| # Models | |
| Common modelzoo such as huggingface/transformers stuggles when using Pytorch native model parallelism. Following the design principle of vLLM, we keep a simple, parallelizable, highly-optimized with packed inputs in verl. | |
| ## Adding a New Huggingface Model | |
| ### Step 1: Copy the model file from HF to verl | |
| - Add a new file under verl/models/hf | |
| - Copy ONLY the model file from huggingface/transformers/models to verl/models/hf | |
| ### Step 2: Modify the model file to use packed inputs | |
| - Remove all the code related to inference (kv cache) | |
| - Modify the inputs to include only | |
| - input_ids (total_nnz,) | |
| - cu_seqlens (total_nnz + 1,) | |
| - max_seqlen_in_batch: int | |
| - Note that this requires using flash attention with causal mask. | |
| ### Step 2.5: Add tests | |
| - Add a test to compare this version and the huggingface version | |
| - Following the infrastructure and add tests to tests/models/hf | |
| ### Step 3: Add a function to apply tensor parallelism | |
| - Please follow | |
| - https://pytorch.org/docs/stable/distributed.tensor.parallel.html | |
| - https://pytorch.org/tutorials/intermediate/TP_tutorial.html | |
| - General comments | |
| - Tensor Parallelism in native Pytorch is NOT auto-parallelism.

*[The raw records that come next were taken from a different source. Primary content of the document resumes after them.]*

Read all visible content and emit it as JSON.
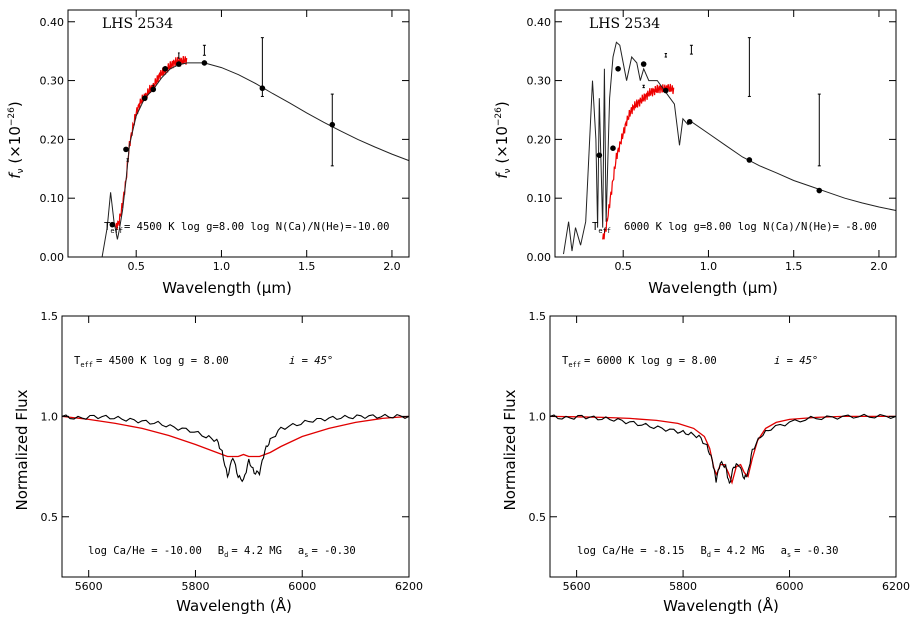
{
  "chart_data": [
    {
      "type": "line",
      "title": "LHS 2534",
      "xlabel": "Wavelength (μm)",
      "ylabel": "f_ν (×10^-26)",
      "xlim": [
        0.1,
        2.1
      ],
      "ylim": [
        0,
        0.42
      ],
      "xticks": [
        0.5,
        1.0,
        1.5,
        2.0
      ],
      "xtick_labels": [
        "0.5",
        "1.0",
        "1.5",
        "2.0"
      ],
      "yticks": [
        0,
        0.1,
        0.2,
        0.3,
        0.4
      ],
      "ytick_labels": [
        "0.00",
        "0.10",
        "0.20",
        "0.30",
        "0.40"
      ],
      "annotation": {
        "teff": "T",
        "teff_sub": "eff",
        "text": "= 4500 K   log g=8.00  log N(Ca)/N(He)=-10.00"
      },
      "model_curve": {
        "x": [
          0.3,
          0.33,
          0.35,
          0.37,
          0.39,
          0.4,
          0.42,
          0.44,
          0.46,
          0.5,
          0.55,
          0.6,
          0.65,
          0.7,
          0.75,
          0.8,
          0.9,
          1.0,
          1.1,
          1.2,
          1.3,
          1.4,
          1.5,
          1.6,
          1.7,
          1.8,
          1.9,
          2.0,
          2.1
        ],
        "y": [
          0.0,
          0.05,
          0.11,
          0.06,
          0.03,
          0.045,
          0.08,
          0.13,
          0.19,
          0.24,
          0.27,
          0.285,
          0.305,
          0.32,
          0.327,
          0.33,
          0.33,
          0.322,
          0.31,
          0.295,
          0.278,
          0.262,
          0.245,
          0.229,
          0.214,
          0.2,
          0.187,
          0.175,
          0.164
        ]
      },
      "observed_spectrum": {
        "x": [
          0.38,
          0.4,
          0.42,
          0.44,
          0.46,
          0.48,
          0.5,
          0.52,
          0.54,
          0.56,
          0.58,
          0.6,
          0.62,
          0.64,
          0.66,
          0.68,
          0.7,
          0.72,
          0.74,
          0.76,
          0.78,
          0.8
        ],
        "y": [
          0.05,
          0.06,
          0.09,
          0.13,
          0.19,
          0.22,
          0.245,
          0.26,
          0.27,
          0.275,
          0.285,
          0.29,
          0.3,
          0.31,
          0.315,
          0.32,
          0.325,
          0.33,
          0.333,
          0.332,
          0.334,
          0.335
        ]
      },
      "photometry": [
        {
          "x": 0.36,
          "y": 0.055
        },
        {
          "x": 0.44,
          "y": 0.183
        },
        {
          "x": 0.55,
          "y": 0.27
        },
        {
          "x": 0.6,
          "y": 0.285
        },
        {
          "x": 0.67,
          "y": 0.32
        },
        {
          "x": 0.75,
          "y": 0.328
        },
        {
          "x": 0.9,
          "y": 0.33
        },
        {
          "x": 1.24,
          "y": 0.287
        },
        {
          "x": 1.65,
          "y": 0.225
        }
      ],
      "error_bars": [
        {
          "x": 0.45,
          "y": 0.165,
          "lo": 0.163,
          "hi": 0.167,
          "half": 0.02
        },
        {
          "x": 0.6,
          "y": 0.288,
          "lo": 0.285,
          "hi": 0.292,
          "half": 0.015
        },
        {
          "x": 0.75,
          "y": 0.342,
          "lo": 0.338,
          "hi": 0.347,
          "half": 0.015
        },
        {
          "x": 0.9,
          "y": 0.352,
          "lo": 0.343,
          "hi": 0.36,
          "half": 0.025
        },
        {
          "x": 1.24,
          "y": 0.32,
          "lo": 0.273,
          "hi": 0.373,
          "half": 0.025
        },
        {
          "x": 1.65,
          "y": 0.215,
          "lo": 0.155,
          "hi": 0.277,
          "half": 0.025
        }
      ]
    },
    {
      "type": "line",
      "title": "LHS 2534",
      "xlabel": "Wavelength (μm)",
      "ylabel": "f_ν (×10^-26)",
      "xlim": [
        0.1,
        2.1
      ],
      "ylim": [
        0,
        0.42
      ],
      "xticks": [
        0.5,
        1.0,
        1.5,
        2.0
      ],
      "xtick_labels": [
        "0.5",
        "1.0",
        "1.5",
        "2.0"
      ],
      "yticks": [
        0,
        0.1,
        0.2,
        0.3,
        0.4
      ],
      "ytick_labels": [
        "0.00",
        "0.10",
        "0.20",
        "0.30",
        "0.40"
      ],
      "annotation": {
        "teff": "T",
        "teff_sub": "eff",
        "text": "6000 K   log g=8.00  log N(Ca)/N(He)= -8.00"
      },
      "model_curve": {
        "x": [
          0.15,
          0.18,
          0.2,
          0.22,
          0.25,
          0.28,
          0.3,
          0.32,
          0.34,
          0.35,
          0.36,
          0.38,
          0.39,
          0.4,
          0.42,
          0.44,
          0.46,
          0.48,
          0.5,
          0.52,
          0.55,
          0.58,
          0.6,
          0.62,
          0.65,
          0.7,
          0.75,
          0.8,
          0.83,
          0.85,
          0.88,
          0.9,
          1.0,
          1.1,
          1.2,
          1.3,
          1.4,
          1.5,
          1.6,
          1.7,
          1.8,
          1.9,
          2.0,
          2.1
        ],
        "y": [
          0.005,
          0.06,
          0.01,
          0.05,
          0.02,
          0.06,
          0.18,
          0.3,
          0.2,
          0.05,
          0.27,
          0.05,
          0.32,
          0.06,
          0.27,
          0.34,
          0.365,
          0.36,
          0.33,
          0.3,
          0.34,
          0.33,
          0.3,
          0.32,
          0.3,
          0.3,
          0.28,
          0.26,
          0.19,
          0.235,
          0.225,
          0.23,
          0.21,
          0.19,
          0.17,
          0.155,
          0.143,
          0.13,
          0.12,
          0.11,
          0.1,
          0.092,
          0.085,
          0.079
        ]
      },
      "observed_spectrum": {
        "x": [
          0.38,
          0.4,
          0.42,
          0.44,
          0.46,
          0.48,
          0.5,
          0.52,
          0.54,
          0.56,
          0.58,
          0.6,
          0.62,
          0.64,
          0.66,
          0.68,
          0.7,
          0.72,
          0.74,
          0.76,
          0.78,
          0.8
        ],
        "y": [
          0.03,
          0.05,
          0.09,
          0.13,
          0.17,
          0.19,
          0.21,
          0.23,
          0.245,
          0.255,
          0.26,
          0.265,
          0.27,
          0.275,
          0.28,
          0.282,
          0.285,
          0.287,
          0.285,
          0.288,
          0.286,
          0.284
        ]
      },
      "photometry": [
        {
          "x": 0.36,
          "y": 0.173
        },
        {
          "x": 0.44,
          "y": 0.185
        },
        {
          "x": 0.47,
          "y": 0.32
        },
        {
          "x": 0.62,
          "y": 0.328
        },
        {
          "x": 0.75,
          "y": 0.283
        },
        {
          "x": 0.89,
          "y": 0.23
        },
        {
          "x": 1.24,
          "y": 0.165
        },
        {
          "x": 1.65,
          "y": 0.113
        }
      ],
      "error_bars": [
        {
          "x": 0.62,
          "y": 0.29,
          "lo": 0.288,
          "hi": 0.292,
          "half": 0.02
        },
        {
          "x": 0.75,
          "y": 0.343,
          "lo": 0.34,
          "hi": 0.346,
          "half": 0.02
        },
        {
          "x": 0.9,
          "y": 0.352,
          "lo": 0.345,
          "hi": 0.36,
          "half": 0.025
        },
        {
          "x": 1.24,
          "y": 0.32,
          "lo": 0.273,
          "hi": 0.373,
          "half": 0.025
        },
        {
          "x": 1.65,
          "y": 0.215,
          "lo": 0.155,
          "hi": 0.277,
          "half": 0.025
        }
      ]
    },
    {
      "type": "line",
      "xlabel": "Wavelength (Å)",
      "ylabel": "Normalized Flux",
      "xlim": [
        5550,
        6200
      ],
      "ylim": [
        0.2,
        1.5
      ],
      "xticks": [
        5600,
        5800,
        6000,
        6200
      ],
      "xtick_labels": [
        "5600",
        "5800",
        "6000",
        "6200"
      ],
      "yticks": [
        0.5,
        1.0,
        1.5
      ],
      "ytick_labels": [
        "0.5",
        "1.0",
        "1.5"
      ],
      "annotation_top": {
        "teff": "T",
        "teff_sub": "eff",
        "text": "=  4500 K    log g = 8.00",
        "incl": "i = 45°"
      },
      "annotation_bottom": {
        "text1": "log Ca/He = -10.00",
        "bd": "B",
        "bd_sub": "d",
        "text2": "=  4.2 MG",
        "as": "a",
        "as_sub": "s",
        "text3": "= -0.30"
      },
      "observed": {
        "x": [
          5550,
          5580,
          5610,
          5640,
          5670,
          5700,
          5730,
          5760,
          5790,
          5820,
          5840,
          5850,
          5860,
          5870,
          5880,
          5890,
          5900,
          5910,
          5920,
          5930,
          5940,
          5960,
          5990,
          6020,
          6050,
          6080,
          6110,
          6140,
          6170,
          6200
        ],
        "y": [
          1.0,
          0.99,
          1.0,
          0.995,
          0.985,
          0.975,
          0.965,
          0.945,
          0.93,
          0.9,
          0.88,
          0.82,
          0.7,
          0.8,
          0.7,
          0.68,
          0.78,
          0.72,
          0.72,
          0.83,
          0.88,
          0.94,
          0.96,
          0.98,
          0.99,
          0.995,
          1.0,
          1.0,
          1.0,
          1.0
        ]
      },
      "model": {
        "x": [
          5550,
          5600,
          5650,
          5700,
          5750,
          5800,
          5840,
          5860,
          5880,
          5890,
          5900,
          5920,
          5940,
          5960,
          6000,
          6050,
          6100,
          6150,
          6200
        ],
        "y": [
          1.0,
          0.985,
          0.965,
          0.94,
          0.905,
          0.86,
          0.82,
          0.8,
          0.8,
          0.81,
          0.8,
          0.8,
          0.82,
          0.85,
          0.9,
          0.94,
          0.97,
          0.99,
          1.0
        ]
      }
    },
    {
      "type": "line",
      "xlabel": "Wavelength (Å)",
      "ylabel": "Normalized Flux",
      "xlim": [
        5550,
        6200
      ],
      "ylim": [
        0.2,
        1.5
      ],
      "xticks": [
        5600,
        5800,
        6000,
        6200
      ],
      "xtick_labels": [
        "5600",
        "5800",
        "6000",
        "6200"
      ],
      "yticks": [
        0.5,
        1.0,
        1.5
      ],
      "ytick_labels": [
        "0.5",
        "1.0",
        "1.5"
      ],
      "annotation_top": {
        "teff": "T",
        "teff_sub": "eff",
        "text": "=  6000 K    log g = 8.00",
        "incl": "i = 45°"
      },
      "annotation_bottom": {
        "text1": "log Ca/He =  -8.15",
        "bd": "B",
        "bd_sub": "d",
        "text2": "=  4.2 MG",
        "as": "a",
        "as_sub": "s",
        "text3": "= -0.30"
      },
      "observed": {
        "x": [
          5550,
          5580,
          5610,
          5640,
          5670,
          5700,
          5730,
          5760,
          5790,
          5810,
          5830,
          5845,
          5855,
          5862,
          5870,
          5880,
          5887,
          5895,
          5905,
          5915,
          5922,
          5930,
          5945,
          5965,
          6000,
          6040,
          6080,
          6120,
          6160,
          6200
        ],
        "y": [
          1.0,
          0.99,
          1.0,
          0.99,
          0.985,
          0.97,
          0.955,
          0.94,
          0.925,
          0.915,
          0.9,
          0.85,
          0.78,
          0.68,
          0.77,
          0.75,
          0.66,
          0.75,
          0.76,
          0.69,
          0.72,
          0.83,
          0.9,
          0.94,
          0.97,
          0.99,
          0.995,
          1.0,
          1.0,
          1.0
        ]
      },
      "model": {
        "x": [
          5550,
          5600,
          5650,
          5700,
          5750,
          5790,
          5820,
          5840,
          5850,
          5858,
          5863,
          5870,
          5878,
          5885,
          5892,
          5900,
          5908,
          5915,
          5922,
          5930,
          5940,
          5955,
          5975,
          6000,
          6050,
          6100,
          6150,
          6200
        ],
        "y": [
          1.0,
          0.998,
          0.995,
          0.99,
          0.98,
          0.965,
          0.94,
          0.9,
          0.84,
          0.74,
          0.71,
          0.76,
          0.76,
          0.72,
          0.67,
          0.75,
          0.76,
          0.72,
          0.7,
          0.79,
          0.88,
          0.94,
          0.97,
          0.985,
          0.995,
          1.0,
          1.0,
          1.0
        ]
      }
    }
  ]
}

The way it works is to specify how model parameters and input/output reshards using configs. These configs are then registered as hooks to perform input/output resharding before/after model forward. | |
| ### Step 4: Add a function to apply data parallelism | |
| - Please use FSDP2 APIs | |
| - See demo here https://github.com/pytorch/torchtitan/blob/main/torchtitan/parallelisms/parallelize_llama.py#L413 | |
| ### Step 5: Add a function to apply pipeline parallelism | |
| - Comes in Pytorch 2.4 | |
| - Currently only in alpha in nightly version | |
| - Check torchtitan for more details | |